Non solo il governo non interviene su queste criticità, ma, secondo Repubblica, il decreto di maggio finirà per privare 200mila famiglie di sostegno economico: una direzione contraria a quanto indica da tempo l’Europa. Dal 1992 in poi, infatti, le istituzioni dell’Unione si sono espresse tre volte per spingere gli Stati membri ad approvare un reddito minimo. Il nostro Paese è stato uno degli ultimi a farlo, e ora sembra tornare indietro sui suoi passi. Le ultime raccomandazioni proposte dalla Commissione, infatti, mirano a sottolineare l’importanza di un reddito minimo stabilito con una metodologia trasparente, che sostenga adeguatamente il percettore e aiuti categorie a rischio come i giovani. Nessuna di queste sembra essere stata recepita nel disegnare il Supporto.
È anche facile prevedere che l’idea del governo di spingere le persone al lavoro con un supporto meno generoso difficilmente funzionerà. Gli ex percettori del Reddito sono spesso persone ai margini. Dagli ultimi dati ANPAL disponibili (giugno 2022), il 72% dei percettori del Reddito di cittadinanza era soggetto alla sottoscrizione del Patto per il lavoro. Di questi, circa il 70% non superava come titolo di studio la licenza media, e solo poco più del 20% aveva lavorato più di 12 mesi nei tre anni precedenti.

Come nota Cristiano Gori, ordinario di politiche sociali a Trento, “gli utenti vengono definiti […] senza alcuna attinenza con le loro competenze e la loro storia lavorativa. Nessun paese adotta una definizione di occupabilità priva di qualunque riferimento alle caratteristiche dei soggetti interessati”. Di fronte a una tale platea, la soluzione del governo è stata semplicemente legare la percezione del Supporto all’iscrizione su una piattaforma di ricerca lavoro.
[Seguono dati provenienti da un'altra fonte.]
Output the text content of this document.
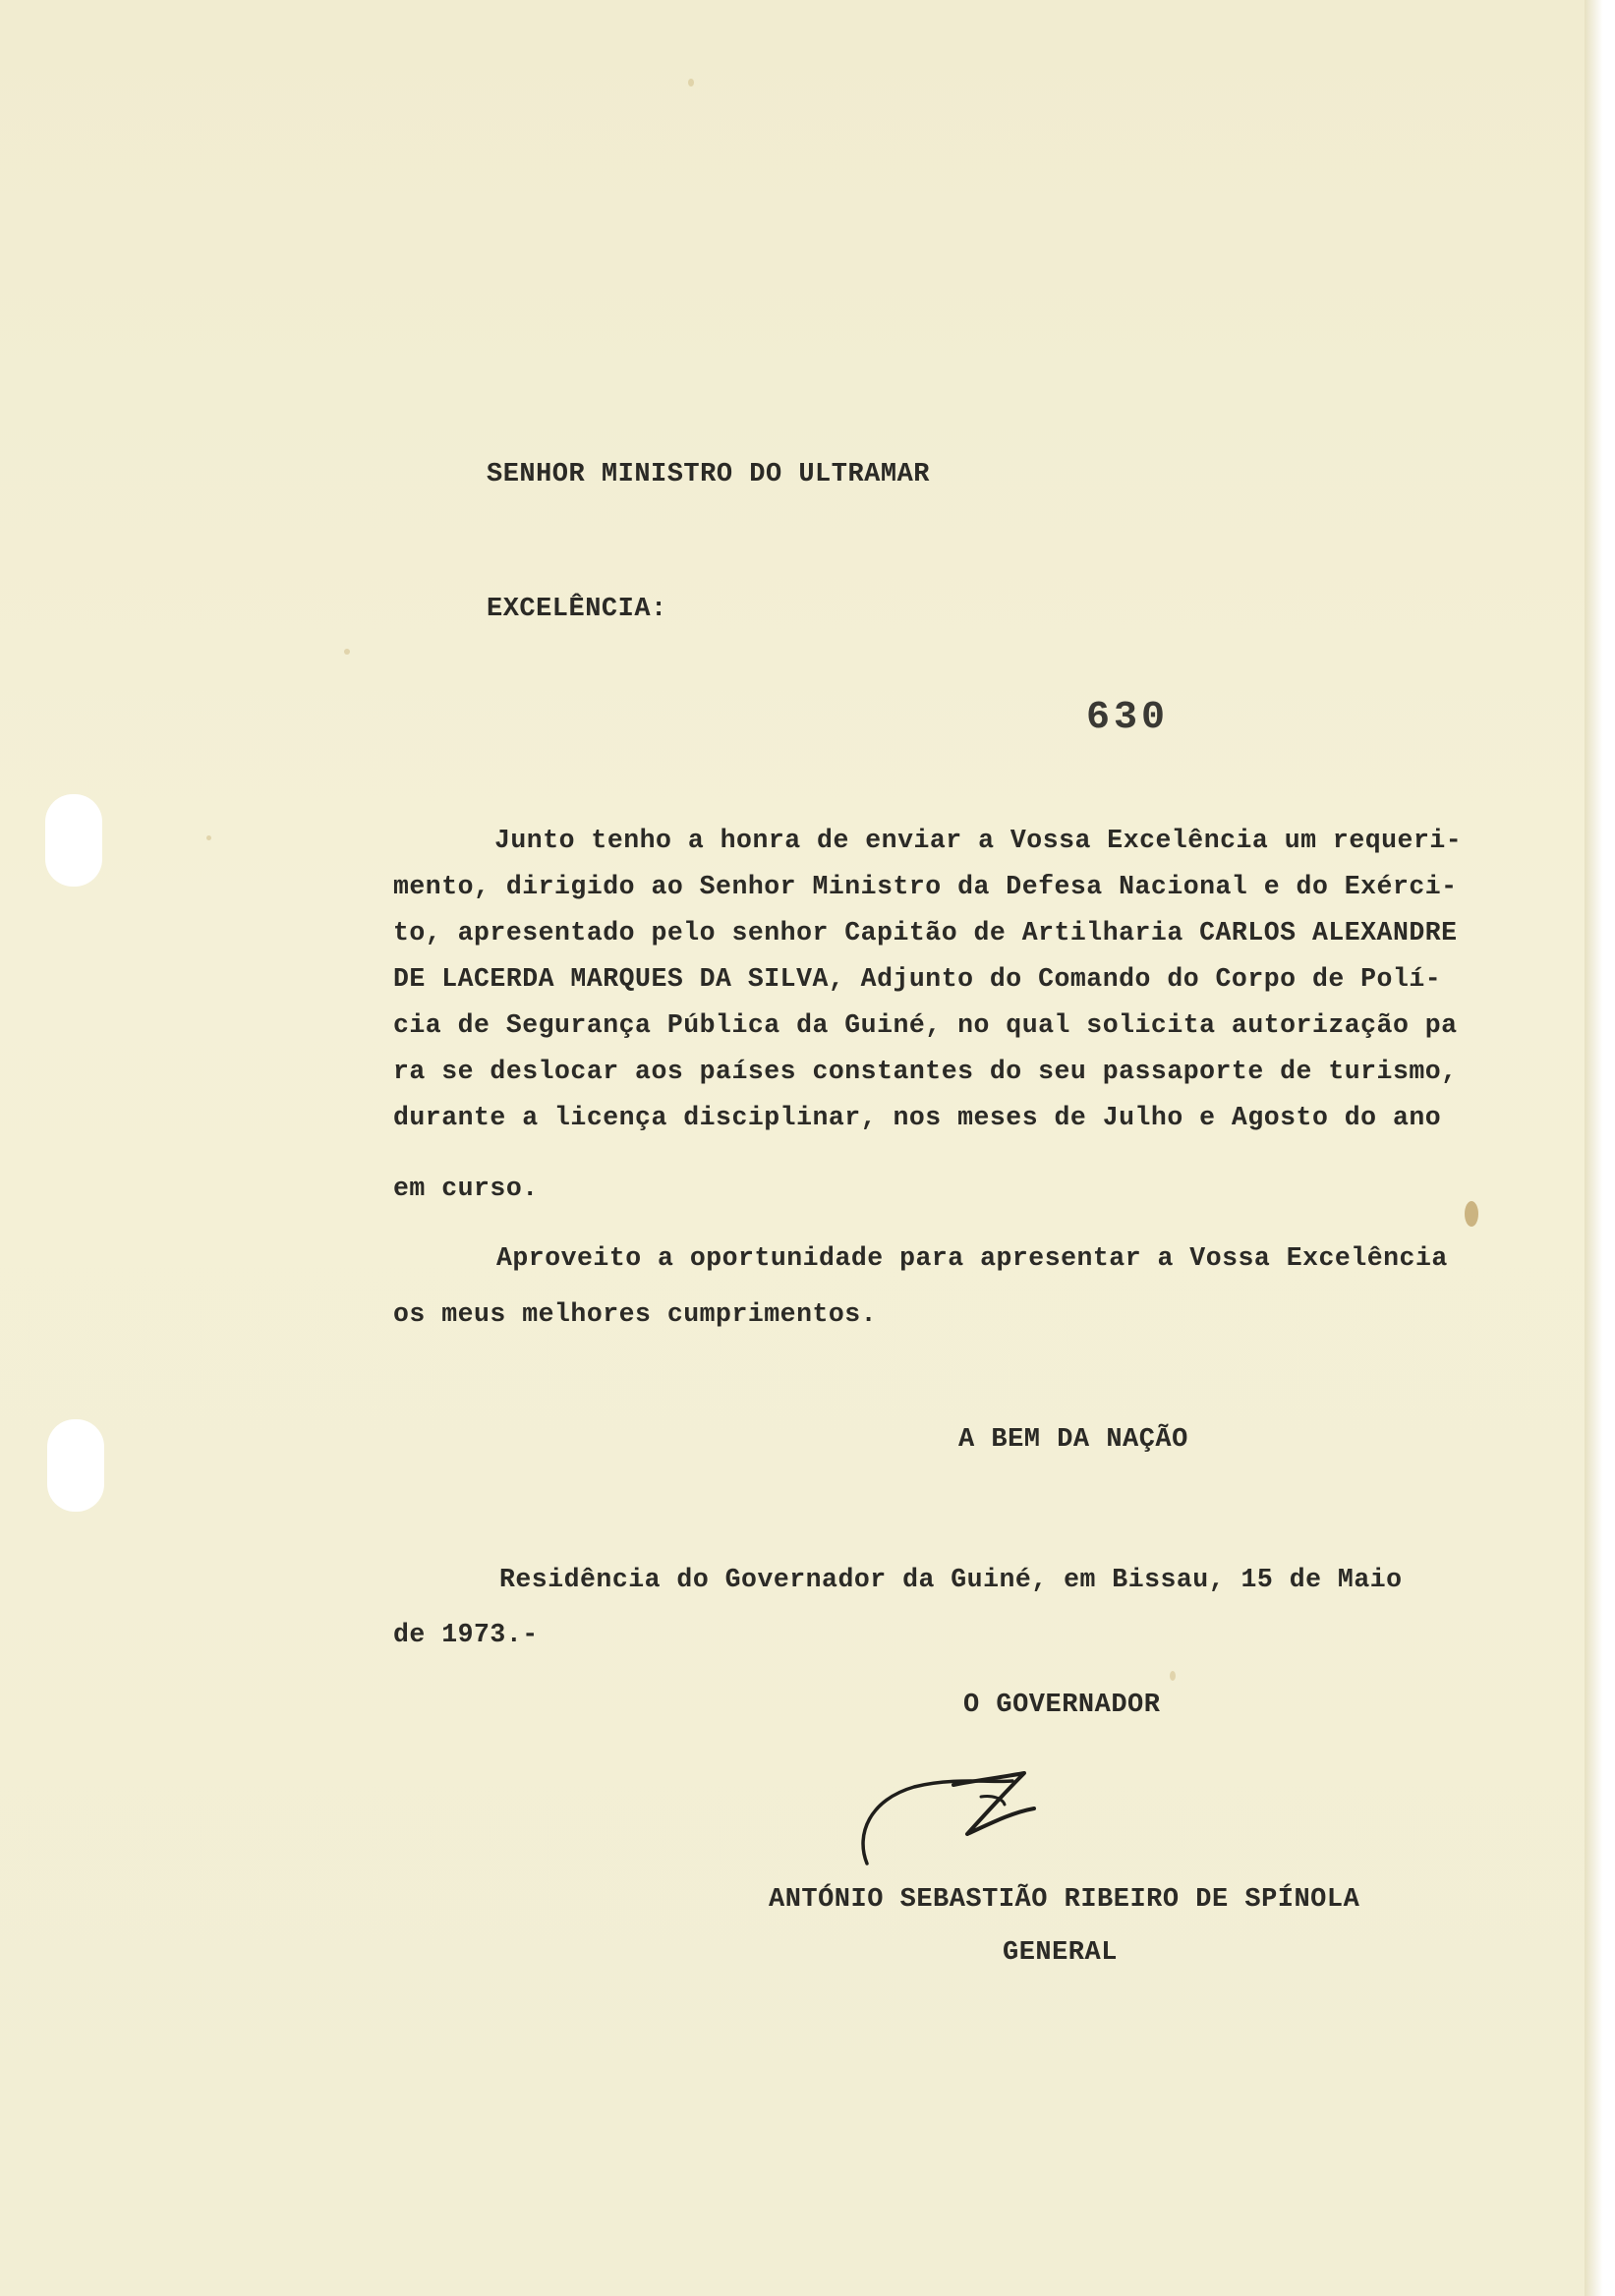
SENHOR MINISTRO DO ULTRAMAR
EXCELÊNCIA:
630
Junto tenho a honra de enviar a Vossa Excelência um requeri-
mento, dirigido ao Senhor Ministro da Defesa Nacional e do Exérci-
to, apresentado pelo senhor Capitão de Artilharia CARLOS ALEXANDRE
DE LACERDA MARQUES DA SILVA, Adjunto do Comando do Corpo de Polí-
cia de Segurança Pública da Guiné, no qual solicita autorização pa
ra se deslocar aos países constantes do seu passaporte de turismo,
durante a licença disciplinar, nos meses de Julho e Agosto do ano
em curso.
Aproveito a oportunidade para apresentar a Vossa Excelência
os meus melhores cumprimentos.
A BEM DA NAÇÃO
Residência do Governador da Guiné, em Bissau, 15 de Maio
de 1973.-
O GOVERNADOR
ANTÓNIO SEBASTIÃO RIBEIRO DE SPÍNOLA
GENERAL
Ma per Maurizio Del Conte, ex presidente ANPAL, siamo di fronte a una resa delle politiche attive del lavoro. Spiega Del Conte: “Si lascia la persona fondamentalmente da sola a iscriversi alla piattaforma e poi a consultarla per trovare un percorso. Qui parliamo di persone molto fragili, non consapevoli del loro skill gap, non in grado di orientarsi nel mercato della formazione, di scegliersi gli enti e di autoattivarsi. Questo percorso sembra immaginato per un giovane brillante che sa come muoversi sulle piattaforme e i vari provider di lavoro. Non è questo il caso purtroppo”.
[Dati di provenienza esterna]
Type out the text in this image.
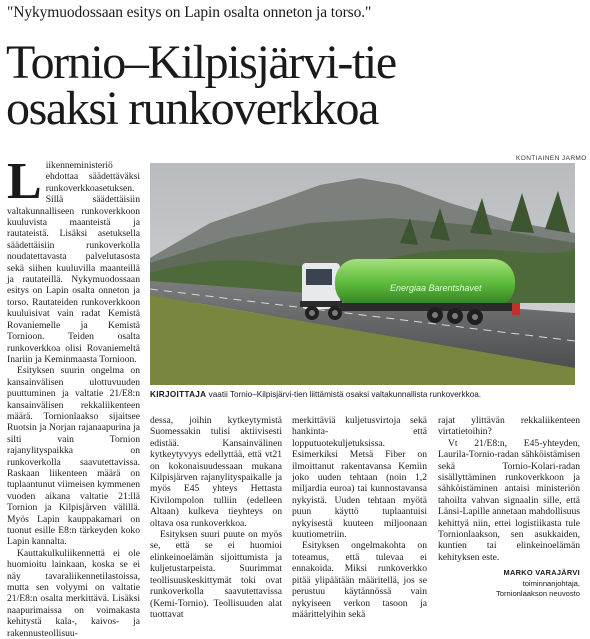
"Nykymuodossaan esitys on Lapin osalta onneton ja torso."
Tornio–Kilpisjärvi-tie
osaksi runkoverkkoa
KONTIAINEN JARMO
Energiaa Barentshavet
KIRJOITTAJA vaatii Tornio–Kilpisjärvi-tien liittämistä osaksi valtakunnallista runkoverkkoa.

Liikenneministeriö ehdottaa säädettäväksi runkoverkkoasetuksen. Sillä säädettäisiin valtakunnalliseen runkoverkkoon kuuluvista maanteistä ja rautateistä. Lisäksi asetuksella säädettäisiin runkoverkolla noudatettavasta palvelutasosta sekä siihen kuuluvilla maanteillä ja rautateillä. Nykymuodossaan esitys on Lapin osalta onneton ja torso. Rautateiden runkoverkkoon kuuluisivat vain radat Kemistä Rovaniemelle ja Kemistä Tornioon. Teiden osalta runkoverkkoa olisi Rovaniemeltä Inariin ja Keminmaasta Tornioon.

Esityksen suurin ongelma on kansainvälisen ulottuvuuden puuttuminen ja valtatie 21/E8:n kansainvälisen rekkaliikenteen määrä. Tornionlaakso sijaitsee Ruotsin ja Norjan rajanaapurina ja silti vain Tornion rajanylityspaikka on runkoverkolla saavutettavissa. Raskaan liikenteen määrä on tuplaantunut viimeisen kymmenen vuoden aikana valtatie 21:llä Tornion ja Kilpisjärven välillä. Myös Lapin kauppakamari on tuonut esille E8:n tärkeyden koko Lapin kannalta.

Kauttakulkuliikennettä ei ole huomioitu lainkaan, koska se ei näy tavaraliikennetilastoissa, mutta sen volyymi on valtatie 21/E8:n osalta merkittävä. Lisäksi naapurimaissa on voimakasta kehitystä kala-, kaivos- ja rakennusteollisuu-

dessa, joihin kytkeytymistä Suomessakin tulisi aktiivisesti edistää. Kansainvälinen kytkeytyvyys edellyttää, että vt21 on kokonaisuudessaan mukana Kilpisjärven rajanylityspaikalle ja myös E45 yhteys Hettasta Kivilompolon tulliin (edelleen Altaan) kulkeva tieyhteys on oltava osa runkoverkkoa.

Esityksen suuri puute on myös se, että se ei huomioi elinkeinoelämän sijoittumista ja kuljetustarpeista. Suurimmat teollisuuskeskittymät toki ovat runkoverkolla saavutettavissa (Kemi-Tornio). Teollisuuden alat tuottavat

merkittäviä kuljetusvirtoja sekä hankinta- että lopputuotekuljetuksissa. Esimerkiksi Metsä Fiber on ilmoittanut rakentavansa Kemiin joko uuden tehtaan (noin 1,2 miljardia euroa) tai kunnostavansa nykyistä. Uuden tehtaan myötä puun käyttö tuplaantuisi nykyisestä kuuteen miljoonaan kuutiometriin.

Esityksen ongelmakohta on toteamus, että tulevaa ei ennakoida. Miksi runkoverkko pitää ylipäätään määritellä, jos se perustuu käytännössä vain nykyiseen verkon tasoon ja määrittelyihin sekä

rajat ylittävän rekkaliikenteen virtatietoihin?

Vt 21/E8:n, E45-yhteyden, Laurila-Tornio-radan sähköistämisen sekä Tornio-Kolari-radan sisällyttäminen runkoverkkoon ja sähköistäminen antaisi ministeriön tahoilta vahvan signaalin sille, että Länsi-Lapille annetaan mahdollisuus kehittyä niin, ettei logistiikasta tule Tornionlaakson, sen asukkaiden, kuntien tai elinkeinoelämän kehityksen este.

MARKO VARAJÄRVI
toiminnanjohtaja,
Tornionlaakson neuvosto
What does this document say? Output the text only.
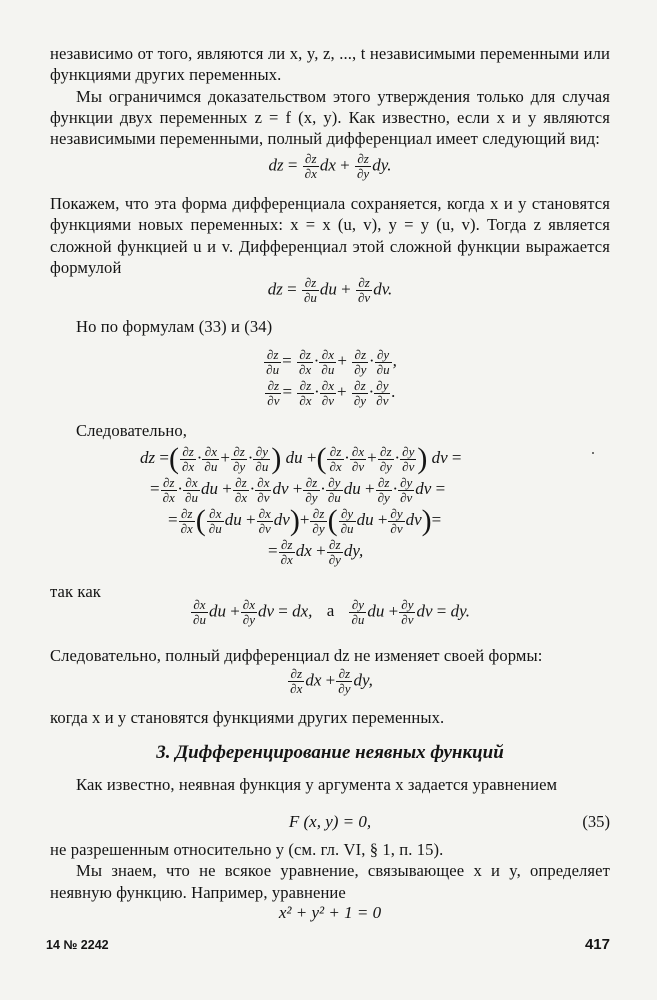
независимо от того, являются ли x, y, z, ..., t независимыми переменными или функциями других переменных.

Мы ограничимся доказательством этого утверждения только для случая функции двух переменных z = f (x, y). Как известно, если x и y являются независимыми переменными, полный дифференциал имеет следующий вид:

dz = $\frac{\partial z}{\partial x}$ dx + $\frac{\partial z}{\partial y}$ dy.

Покажем, что эта форма дифференциала сохраняется, когда x и y становятся функциями новых переменных: x = x (u, v), y = y (u, v). Тогда z является сложной функцией u и v. Дифференциал этой сложной функции выражается формулой

dz = $\frac{\partial z}{\partial u}$ du + $\frac{\partial z}{\partial v}$ dv.

Но по формулам (33) и (34)

$\frac{\partial z}{\partial u} = \frac{\partial z}{\partial x} \cdot \frac{\partial x}{\partial u} + \frac{\partial z}{\partial y} \cdot \frac{\partial y}{\partial u}$ ,
$\frac{\partial z}{\partial v} = \frac{\partial z}{\partial x} \cdot \frac{\partial x}{\partial v} + \frac{\partial z}{\partial y} \cdot \frac{\partial y}{\partial v}$ .

Следовательно,

dz =( $\frac{\partial z}{\partial x} \cdot \frac{\partial x}{\partial u} + \frac{\partial z}{\partial y} \cdot \frac{\partial y}{\partial u}$ ) du +( $\frac{\partial z}{\partial x} \cdot \frac{\partial x}{\partial v} + \frac{\partial z}{\partial y} \cdot \frac{\partial y}{\partial v}$ ) dv =
= $\frac{\partial z}{\partial x} \cdot \frac{\partial x}{\partial u}$ du + $\frac{\partial z}{\partial x} \cdot \frac{\partial x}{\partial v}$ dv + $\frac{\partial z}{\partial y} \cdot \frac{\partial y}{\partial u}$ du + $\frac{\partial z}{\partial y} \cdot \frac{\partial y}{\partial v}$ dv =
= $\frac{\partial z}{\partial x}$ ( $\frac{\partial x}{\partial u}$ du + $\frac{\partial x}{\partial v} dv)+ \frac{\partial z}{\partial y}$ ( $\frac{\partial y}{\partial u}$ du + $\frac{\partial y}{\partial v} dv)=$
= $\frac{\partial z}{\partial x}$ dx + $\frac{\partial z}{\partial y}$ dy,

так как

$\frac{\partial x}{\partial u}$ du + $\frac{\partial x}{\partial y}$ dv = dx, а $\frac{\partial y}{\partial u}$ du + $\frac{\partial y}{\partial v}$ dv = dy.

Следовательно, полный дифференциал dz не изменяет своей формы:

$\frac{\partial z}{\partial x}$ dx + $\frac{\partial z}{\partial y}$ dy,

когда x и y становятся функциями других переменных.

3. Дифференцирование неявных функций

Как известно, неявная функция y аргумента x задается уравнением

F (x, y) = 0,	(35)

не разрешенным относительно y (см. гл. VI, § 1, п. 15).

Мы знаем, что не всякое уравнение, связывающее x и y, определяет неявную функцию. Например, уравнение

x² + y² + 1 = 0
14 № 2242	417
Più che da primo maggio il decreto lavoro del governo sembra da 8 settembre. La resa delle politiche attive è servita.
Ne ho parlato con @valconte su A&F @repubblica di oggi. pic.twitter.com/9TJCKj1r2D— maurizio del conte (@maudelconte) May 1, 2023
Un altro professore, l’economista Luigino Bruni, definisce “disoccupati cronici” questi percettori marginalizzati del Reddito. Bruni sottolinea come la deprivazione economica sia solo una delle facce della povertà:
"Chi è povero lo è per una mancanza cronica di capitali educativi, sociali, professionali, famigliari, sanitari, emotivi, relazionali, e questa mancanza di capitali (di stock) si manifesta in una mancanza di flussi (reddito, denaro)".
Pensare la povertà
Gli economisti riassumono questa teoria spiegando che la povertà è multidimensionale. I suoi effetti arrivano anche al nostro cervello: lo stress generato dalla povertà può causare ansia e depressione e addirittura offuscare le funzioni cognitive allo stesso modo di una notte insonne.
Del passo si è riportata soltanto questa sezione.